Yeo spoke after Philadelphia’s 5-3 loss to the Washington Capitals on Thursday. He praised Mayhew for taking advantage of the “opportunity of a lifetime” to earn power-play time and shifts with leading scorers Giroux and Cam Atkinson. The lesser-known journeyman Mayhew continued his impressive NHL stint with two goals in over 15 minutes of ice time while Frost logged the least amount of ice time of any Flyers skater.

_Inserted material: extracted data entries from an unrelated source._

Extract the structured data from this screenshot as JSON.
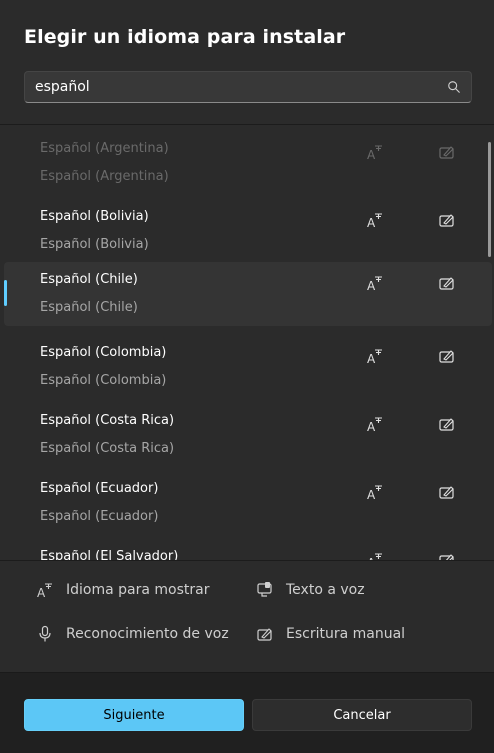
{
  "dialog": {
    "title": "Elegir un idioma para instalar"
  },
  "search": {
    "value": "español",
    "placeholder": ""
  },
  "languages": [
    {
      "name": "Español (Argentina)",
      "native": "Español (Argentina)",
      "state": "disabled"
    },
    {
      "name": "Español (Bolivia)",
      "native": "Español (Bolivia)",
      "state": "normal"
    },
    {
      "name": "Español (Chile)",
      "native": "Español (Chile)",
      "state": "selected"
    },
    {
      "name": "Español (Colombia)",
      "native": "Español (Colombia)",
      "state": "normal"
    },
    {
      "name": "Español (Costa Rica)",
      "native": "Español (Costa Rica)",
      "state": "normal"
    },
    {
      "name": "Español (Ecuador)",
      "native": "Español (Ecuador)",
      "state": "normal"
    },
    {
      "name": "Español (El Salvador)",
      "native": "",
      "state": "normal"
    }
  ],
  "features_legend": {
    "display_language": "Idioma para mostrar",
    "text_to_speech": "Texto a voz",
    "speech_recognition": "Reconocimiento de voz",
    "handwriting": "Escritura manual"
  },
  "footer": {
    "next_label": "Siguiente",
    "cancel_label": "Cancelar"
  },
  "colors": {
    "accent": "#5cc7f6",
    "selection_indicator": "#60cdff",
    "background": "#2b2b2b",
    "footer_background": "#202020"
  },
  "icons": {
    "search": "search-icon",
    "display_language": "display-language-icon",
    "text_to_speech": "text-to-speech-icon",
    "speech_recognition": "microphone-icon",
    "handwriting": "handwriting-icon"
  }
}
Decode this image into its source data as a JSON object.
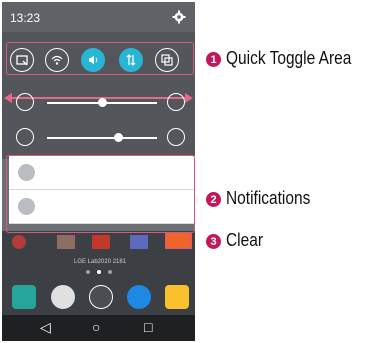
{
  "status_bar": {
    "time": "13:23",
    "settings_icon": "gear-icon"
  },
  "quick_toggles": [
    {
      "name": "screen-capture-icon",
      "active": false
    },
    {
      "name": "wifi-icon",
      "active": false
    },
    {
      "name": "sound-icon",
      "active": true
    },
    {
      "name": "data-sync-icon",
      "active": true
    },
    {
      "name": "multi-window-icon",
      "active": false
    }
  ],
  "sliders": [
    {
      "name": "brightness",
      "icon": "brightness-icon",
      "end_icon": "check-circle-icon",
      "level": 0.5
    },
    {
      "name": "volume",
      "icon": "ringtone-volume-icon",
      "end_icon": "gear-icon",
      "level": 0.65
    }
  ],
  "notifications": [
    {
      "icon": "check-icon"
    },
    {
      "icon": "usb-icon"
    }
  ],
  "home_screen": {
    "carrier_text": "LGE Lab2020 2181"
  },
  "navigation": {
    "back": "◁",
    "home": "○",
    "recents": "□"
  },
  "callouts": [
    {
      "number": "1",
      "label": "Quick Toggle Area"
    },
    {
      "number": "2",
      "label": "Notifications"
    },
    {
      "number": "3",
      "label": "Clear"
    }
  ],
  "colors": {
    "accent_toggle": "#29b6d6",
    "callout": "#c2185b",
    "highlight_border": "#d35b83",
    "clear_button": "#f0632a"
  }
}
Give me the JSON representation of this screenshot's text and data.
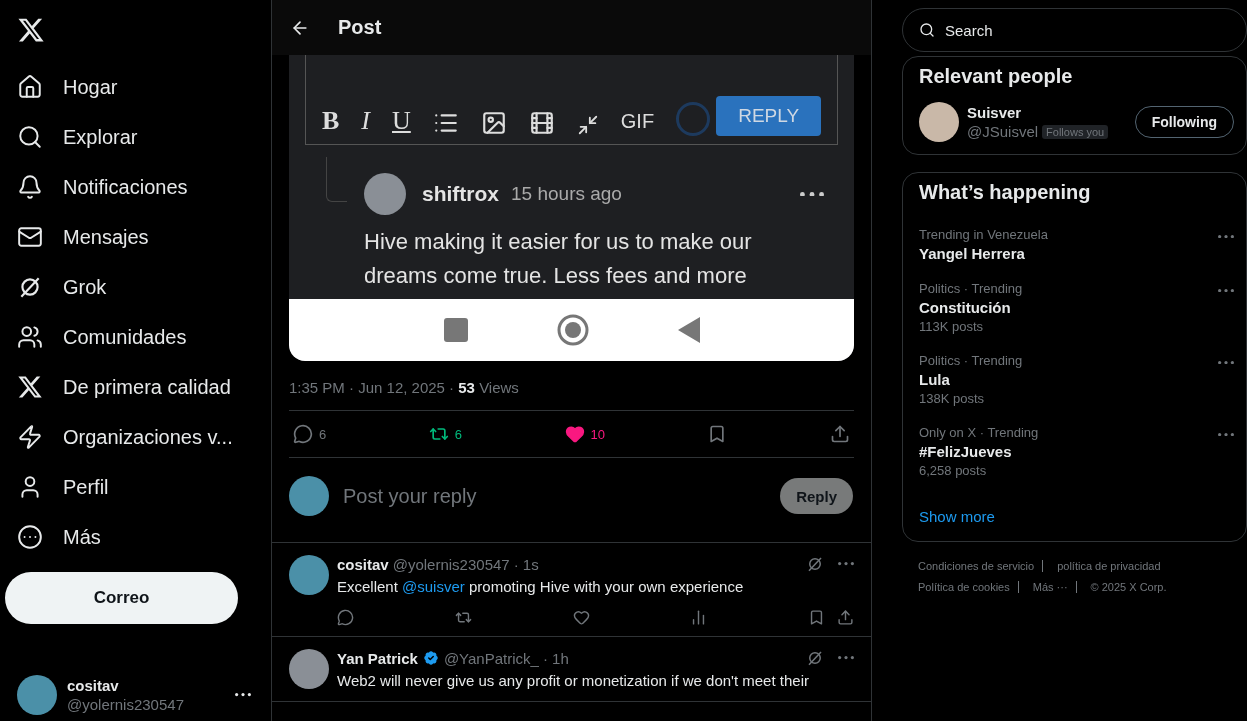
{
  "nav": {
    "items": [
      {
        "kind": "home",
        "label": "Hogar"
      },
      {
        "kind": "search",
        "label": "Explorar"
      },
      {
        "kind": "bell",
        "label": "Notificaciones"
      },
      {
        "kind": "mail",
        "label": "Mensajes"
      },
      {
        "kind": "grok",
        "label": "Grok"
      },
      {
        "kind": "people",
        "label": "Comunidades"
      },
      {
        "kind": "x",
        "label": "De primera calidad"
      },
      {
        "kind": "bolt",
        "label": "Organizaciones v..."
      },
      {
        "kind": "person",
        "label": "Perfil"
      },
      {
        "kind": "more",
        "label": "Más"
      }
    ],
    "post_button": "Correo",
    "account": {
      "name": "cositav",
      "handle": "@yolernis230547"
    }
  },
  "header": {
    "title": "Post"
  },
  "post": {
    "embed": {
      "format_buttons": [
        "B",
        "I",
        "U"
      ],
      "gif": "GIF",
      "submit": "REPLY",
      "comment": {
        "author": "shiftrox",
        "time": "15 hours ago",
        "text": "Hive making it easier for us to make our dreams come true. Less fees and more"
      }
    },
    "meta": {
      "time": "1:35 PM · Jun 12, 2025 · ",
      "views_count": "53",
      "views_label": "Views"
    },
    "actions": [
      {
        "kind": "reply",
        "count": "6",
        "active": false
      },
      {
        "kind": "repost",
        "count": "6",
        "active": true
      },
      {
        "kind": "like",
        "count": "10",
        "active": true
      },
      {
        "kind": "bookmark",
        "active": false
      },
      {
        "kind": "share",
        "active": false
      }
    ]
  },
  "reply_box": {
    "placeholder": "Post your reply",
    "button": "Reply"
  },
  "replies": [
    {
      "name": "cositav",
      "verified": false,
      "handle": "@yolernis230547",
      "time": "· 1s",
      "text_before": "Excellent ",
      "mention": "@suisver",
      "text_after": " promoting Hive with your own experience",
      "actions": true
    },
    {
      "name": "Yan Patrick",
      "verified": true,
      "handle": "@YanPatrick_",
      "time": "· 1h",
      "text_before": "Web2 will never give us any profit or monetization if we don't meet their",
      "actions": false
    }
  ],
  "sidebar": {
    "search": {
      "placeholder": "Search"
    },
    "relevant_people": {
      "title": "Relevant people",
      "people": [
        {
          "name": "Suisver",
          "handle": "@JSuisvel",
          "badge": "Follows you",
          "button": "Following"
        }
      ]
    },
    "trends": {
      "title": "What’s happening",
      "items": [
        {
          "context": "Trending in Venezuela",
          "name": "Yangel Herrera"
        },
        {
          "context": "Politics · Trending",
          "name": "Constitución",
          "posts": "113K posts"
        },
        {
          "context": "Politics · Trending",
          "name": "Lula",
          "posts": "138K posts"
        },
        {
          "context": "Only on X · Trending",
          "name": "#FelizJueves",
          "posts": "6,258 posts"
        }
      ],
      "show_more": "Show more"
    },
    "footer": [
      [
        "Condiciones de servicio",
        "política de privacidad"
      ],
      [
        "Política de cookies",
        "Más ···",
        "© 2025 X Corp."
      ]
    ]
  }
}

Frost also made a mistake during a power-play opportunity at a critical point in another loss to the Penguins on Tuesday night. He carelessly flipped a puck into the offensive zone and over the glass while the team was looking for the go-ahead goal on the man advantage with just over five minutes left in regulation. The whistle stunted Philadelphia’s effort to find a rhythm on a struggling power-play unit. His power-play time dropped from 2:06 on Tuesday to just 26 seconds on Thursday.

Frost’s Future in Philadelphia

Frost’s veteran teammates Couturier and Laughton know better than anyone that player development in the NHL is not linear. The pair of former first-round picks experienced some struggles during the early stages of their careers before growing into roles as reputable NHL players. Frost still has the opportunity to do the same. However, his lack of versatility will make it harder than it was for his two teammates.

Sean Couturier of the Philadelphia Flyers and Evgeni Malkin of the Pittsburgh Penguins (Amy Irvin / The Hockey Writers)

Yeo’s usage of Frost indicates a lack of trust in his defensive game. In 28 games this season, the Ontario native has started 75% of his shifts in the offensive zone. During the 2012-13, 2013-14, and 2014-15 seasons, Couturier started just 41.45% of his shifts in the offensive zone. His role as a 200-foot center brought value to the roster before he broke out offensively.

Laughton was also a prolific OHL scorer before he reached the NHL. He had trouble producing offensively early in his career, but he found a way to maintain his value on the roster by bringing grit and intensity in a bottom-six role. Frost doesn’t add enough to the game outside his offensive skill set to justify a spot in the lineup if he isn’t scoring. The limited games he’s played as a fourth-line center this season haven’t suited him well. 

Frost will need to develop his defensive game after his most recent call-up if he wants to improve his status within the organization. Some of his best NHL games have come with Mayhew and Willman as his wingers. For better or for worse, all three are likely to stay in the NHL because of the extent of the injuries the Flyers face up front. In a lost season for Philadelphia, opportunity still exists for players like Frost to prove their worth for the future.